Exactly. They’re trying to get the best fuel efficiency out of the system as they can. And sometimes there’s other requirements that cause them from not being able to do that. But they’re very efficient in planning those burns. And we do squeeze out a lot of performance.

Hirshon:

And then the science team has their requirements. So there might be a great orbit that would be good from the point of view of the trajectory, but it may not be good for the instruments, it may not be good for what the science team wants to gather.

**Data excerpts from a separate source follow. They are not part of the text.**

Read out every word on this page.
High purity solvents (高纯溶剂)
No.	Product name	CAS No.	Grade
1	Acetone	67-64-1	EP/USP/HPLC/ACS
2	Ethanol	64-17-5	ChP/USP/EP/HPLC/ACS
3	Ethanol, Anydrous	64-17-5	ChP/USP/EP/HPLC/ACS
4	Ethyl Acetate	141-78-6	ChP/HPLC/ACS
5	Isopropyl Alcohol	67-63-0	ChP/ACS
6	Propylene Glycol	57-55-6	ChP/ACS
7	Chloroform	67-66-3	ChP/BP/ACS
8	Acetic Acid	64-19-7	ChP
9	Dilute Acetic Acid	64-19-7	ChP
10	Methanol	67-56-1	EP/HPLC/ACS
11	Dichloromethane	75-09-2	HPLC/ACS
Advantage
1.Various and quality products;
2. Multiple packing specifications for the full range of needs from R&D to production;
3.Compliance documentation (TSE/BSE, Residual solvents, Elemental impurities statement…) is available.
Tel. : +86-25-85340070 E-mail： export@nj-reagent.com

Finnegan: Oh, yeah, absolutely, I mean our imaging team would love to be low all the time, and some of our particle measurement folks would like to be at 200 km, you know, circular orbit. Unfortunately, the spacecraft wouldn’t be able to stand that; it would get too hot or probably melt or burn. So we have to get at a very high altitude away from the planet for a certain amount of time in order to cool the spacecraft off. That’s a trade between getting the science the people want and making sure the spacecraft will last a long enough time to keep going.

Hirshon:

So the success so far you’ve had with these orbital maneuvers, has it had a long range result on the mission, or can’t you say yet?

Finnegan:

Oh, absolutely, again, we measure our performance in delta V, and our delta V margin, the amount of delta V we have left at the end of our one-year operations is fairly large. To the extent that we could operate the same mission over again for another year and possibly two more years. So conserving that delta V, being efficient, allows us to be there longer and take more science observations over a much longer time frame.

Hirshon:

It’s not known yet whether NASA will approve an additional year or more of data gathering for MESSENGER once it completes its planned one-year mission in March. But if they do, Finnegan and the rest of the team are confident the craft will have plenty of gas in the tank to keep exploring. For the 365 Days of Astronomy Podcast, I’m Bob Hirshon.